Existing Corrections to the Small Volume Proving Process
Because rotational speed of turbine and positive displacement meters is proportional to flow rate, the number of rotations produced by these meters during a proving run is a direct indication of the volume of fluid that has passed through them during the run. The rotors of these meters are equipped with a proximity detecting arrangement which produces a pulse train that allows the turns to be counted. In turbine meters the proximity devices are often affixed to each blade, so that fractions of a turn may be counted; similar measures may be taken with positive displacement meters.

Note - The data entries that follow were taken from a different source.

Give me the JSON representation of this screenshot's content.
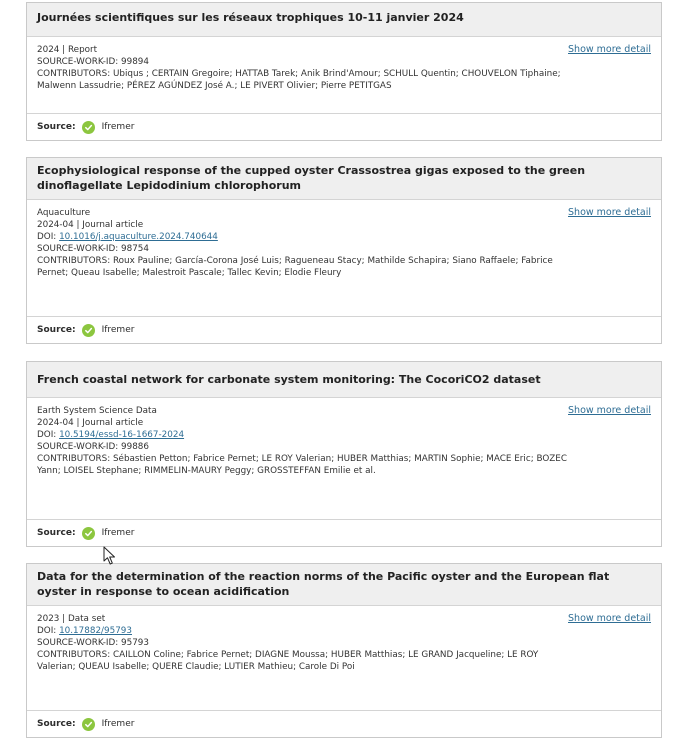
{
  "common": {
    "show_more": "Show more detail",
    "source_label": "Source:",
    "source_name": "Ifremer",
    "accent": "#2e6d94",
    "check_color": "#8cc63f"
  },
  "works": [
    {
      "title": "Journées scientifiques sur les réseaux trophiques 10-11 janvier 2024",
      "journal": "",
      "date_type": "2024 | Report",
      "doi_label": "",
      "doi": "",
      "source_work_id": "SOURCE-WORK-ID: 99894",
      "contributors": "CONTRIBUTORS: Ubiqus ; CERTAIN Gregoire; HATTAB Tarek; Anik Brind'Amour; SCHULL Quentin; CHOUVELON Tiphaine; Malwenn Lassudrie; PÉREZ AGÚNDEZ José A.; LE PIVERT Olivier; Pierre PETITGAS"
    },
    {
      "title": "Ecophysiological response of the cupped oyster Crassostrea gigas exposed to the green dinoflagellate Lepidodinium chlorophorum",
      "journal": "Aquaculture",
      "date_type": "2024-04 | Journal article",
      "doi_label": "DOI:",
      "doi": "10.1016/j.aquaculture.2024.740644",
      "source_work_id": "SOURCE-WORK-ID: 98754",
      "contributors": "CONTRIBUTORS: Roux Pauline; García-Corona José Luis; Ragueneau Stacy; Mathilde Schapira; Siano Raffaele; Fabrice Pernet; Queau Isabelle; Malestroit Pascale; Tallec Kevin; Elodie Fleury"
    },
    {
      "title": "French coastal network for carbonate system monitoring: The CocoriCO2 dataset",
      "journal": "Earth System Science Data",
      "date_type": "2024-04 | Journal article",
      "doi_label": "DOI:",
      "doi": "10.5194/essd-16-1667-2024",
      "source_work_id": "SOURCE-WORK-ID: 99886",
      "contributors": "CONTRIBUTORS: Sébastien Petton; Fabrice Pernet; LE ROY Valerian; HUBER Matthias; MARTIN Sophie; MACE Eric; BOZEC Yann; LOISEL Stephane; RIMMELIN-MAURY Peggy; GROSSTEFFAN Emilie et al."
    },
    {
      "title": "Data for the determination of the reaction norms of the Pacific oyster and the European flat oyster in response to ocean acidification",
      "journal": "",
      "date_type": "2023 | Data set",
      "doi_label": "DOI:",
      "doi": "10.17882/95793",
      "source_work_id": "SOURCE-WORK-ID: 95793",
      "contributors": "CONTRIBUTORS: CAILLON Coline; Fabrice Pernet; DIAGNE Moussa; HUBER Matthias; LE GRAND Jacqueline; LE ROY Valerian; QUEAU Isabelle; QUERE Claudie; LUTIER Mathieu; Carole Di Poi"
    }
  ]
}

Despite these measures, the number of pulses produced by turbine meters and positive displacement meters during a small volume proving run may not be consistent with the precision requirement for the calibration: ±0.01%. Consequently, it is industry practice with small volume provers to employ double chronometry: a process which enhances the number of pulses measured by a fraction to achieve the requisite precision. (The principles of double chronometry are described in Chapter 5, section 6 of the API Manual of Petroleum Measurement Standards, previously cited.)
Specifically, the number of pulses measured is increased as follows:N1=Nm(T2/T1)  1)Here                N1 is the corrected number of pulses and is typically not an integer        Nm is the integer number of pulses measured during the prove by the meter to be calibrated        T2 is the time measured between the actuations of the upstream and downstream prover detection switches of the prover        T1 is the time measured from the leading edge of the first pulse produced following the actuation of the upstream detector switch of the prover to the leading edge of the first pulse following the actuation of the downstream detector switch of the prover.        
The meter factor, in volume per pulse, is then computed as the volume of the prover divided by N1.
Because their operating principles lead to a flow rate measurement (as opposed to a volume measurement), ultrasonic flowmeters, as well as other meters that may benefit from the means disclosed herein, produce a pulse train representative of the volume of product passing through them by means of a controlled oscillator whose frequency is made proportional to the measured flow rate. Although the meter designer has some control over the frequency of the pulse train, it is rarely high enough to achieve the requisite precision during a prove of ½ to 1 second duration, so that double chronometry, as described above is applied to these meters also. (It should also be noted that the use of a frequency high enough to provide the requisite resolution may not be consistent with the capability of the flow computer which receives the pulses.)
The meter factor determination and the double chronometry correction functions typically are not performed in the meter being calibrated but are carried out in a flow computer which also controls the proving process and, during normal operation, corrects meter volumetric output to standard temperature and pressure conditions.